Diretor da Paques Brasil

Op-AA-49

Biogás a partir da biodigestão da vinhaça
Em setembro de 2015, um projeto piloto foi iniciado em uma destilaria brasileira para produzir biogás a partir da biodigestão da vinhaça. Após meses de operação, os resultados são promissores, e o sistema ainda está em funcionamento. A primeira planta anaeróbica na indústria sucroalcooleira brasileira foi instalada em 1986 e operou com sucesso por 10 anos.
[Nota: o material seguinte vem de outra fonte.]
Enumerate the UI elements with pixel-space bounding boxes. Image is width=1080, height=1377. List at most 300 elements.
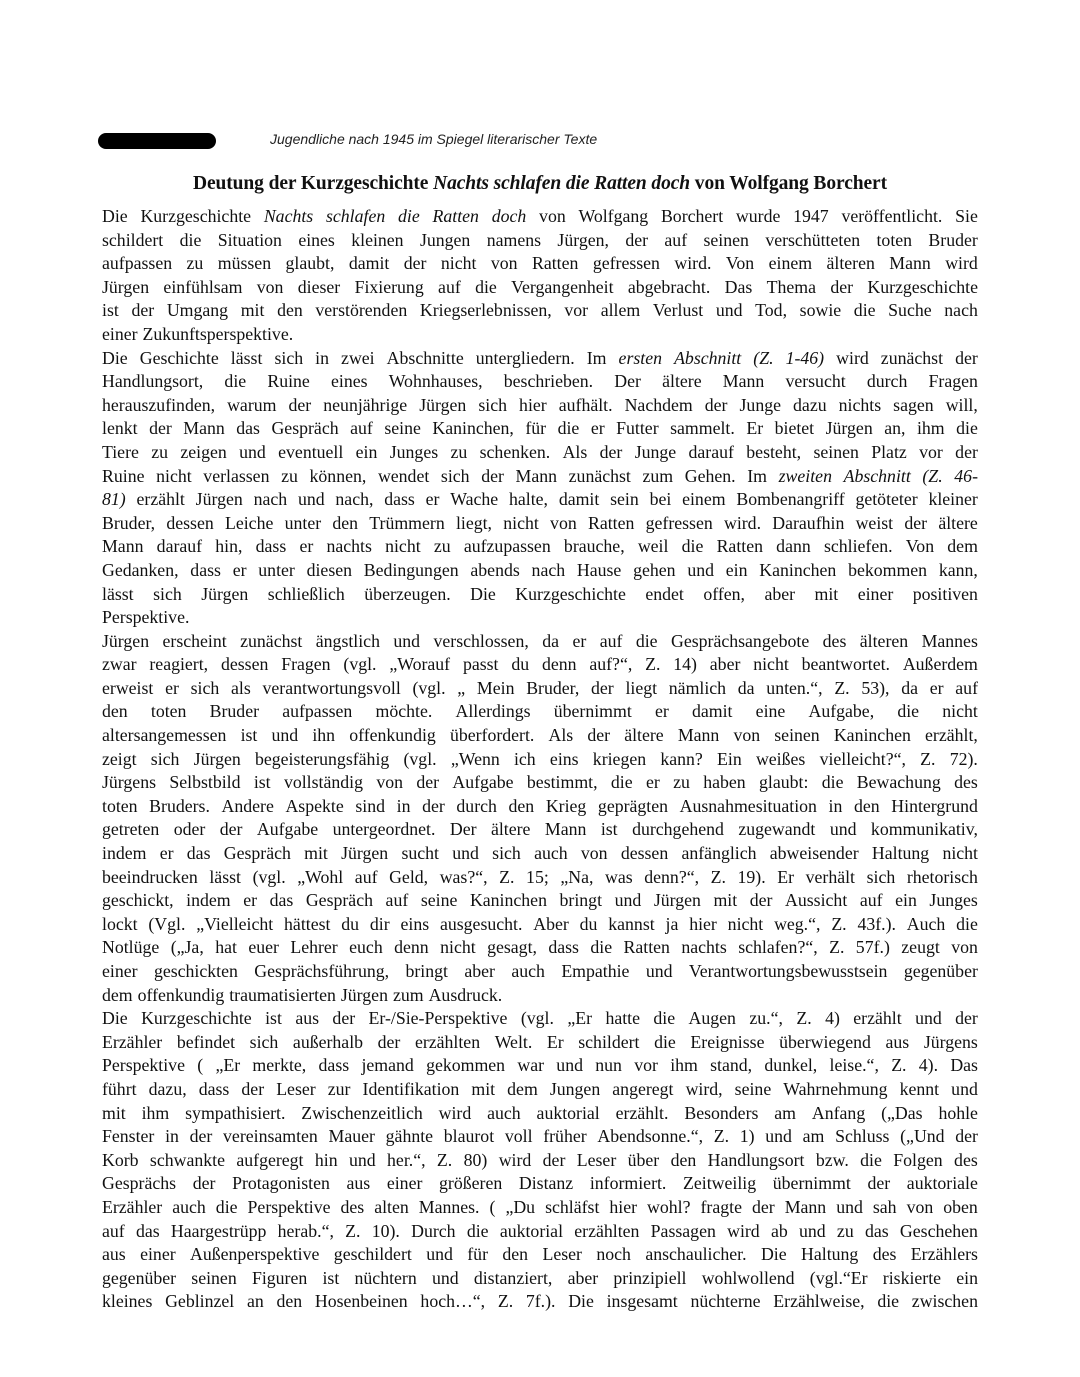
word: Erzählers (910, 1244, 978, 1265)
word: Z. (345, 1220, 361, 1241)
word: bzw. (815, 1149, 849, 1170)
word: zunächst (880, 347, 944, 368)
word: überwiegend (779, 1031, 871, 1052)
word: Jürgen (193, 748, 241, 769)
word: distanziert, (473, 1267, 553, 1288)
word: Haargestrüpp (170, 1220, 267, 1241)
title-text: Deutung der Kurzgeschichte (192, 173, 434, 194)
text-line (102, 630, 978, 654)
word: zu (281, 465, 298, 486)
word: am (774, 1102, 797, 1123)
word: Als (562, 441, 588, 462)
text-line (102, 229, 978, 253)
word: einer (102, 323, 138, 344)
text-line (102, 394, 978, 418)
word: leise.“, (829, 1055, 879, 1076)
italic-word: 81) (102, 489, 126, 510)
word: Handlungsort, (102, 371, 204, 392)
word: nach (944, 300, 978, 321)
word: zum (642, 465, 674, 486)
text-line (102, 795, 978, 819)
word: Allerdings (455, 701, 531, 722)
word: offenkundig (349, 725, 436, 746)
word: sich (478, 394, 508, 415)
word: Kaninchen (469, 890, 547, 911)
word: dass (548, 937, 579, 958)
word: mit (471, 1078, 496, 1099)
word: und (715, 300, 743, 321)
word: („Das (881, 1102, 923, 1123)
word: Ruine (267, 371, 310, 392)
word: Jürgens (102, 772, 157, 793)
word: Kriegserlebnissen, (419, 300, 552, 321)
word: Jürgen (340, 984, 388, 1005)
word: Kaninchen (833, 725, 911, 746)
word: vollständig (283, 772, 363, 793)
word: die (897, 701, 920, 722)
text-line (102, 583, 978, 607)
word: Geschehen (899, 1220, 978, 1241)
word: Zwischenzeitlich (301, 1102, 423, 1123)
word: und (393, 630, 421, 651)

Após um longo hiato, o setor renova o interesse no assunto.
 
O fornecedor, empresa holandesa com filial no Brasil, é especializado no tratamento anaeróbico de efluentes e dessulfurização biológica de biogás, com mais de 1.000 reatores anaeróbios e 180 purificadores de biogás instalados em 60 países. Biodigestão anaeróbia da vinhaça: A vinhaça de destilarias brasileiras usando caldo de cana e/ou melaço é rica em nutrientes, como nitrogênio, fósforo e potássio, e, normalmente, é aplicada sobre os canaviais na fertirrigação.

Além desses nutrientes, a vinhaça contém compostos orgânicos (ácidos orgânicos, álcoois, glicerol) que são convertidos em metano por bactérias anaeróbias. Isso significa que a vinhaça é fonte de energia renovável. Através da produção dessa energia, destilarias podem obter retorno financeiro e contribuir para um ambiente sustentável. O biogás produzido pode ser usado em caldeiras (substituindo o bagaço), motores estacionários para gerar energia elétrica ou como combustível na frota de caminhões e tratores (substituindo o diesel).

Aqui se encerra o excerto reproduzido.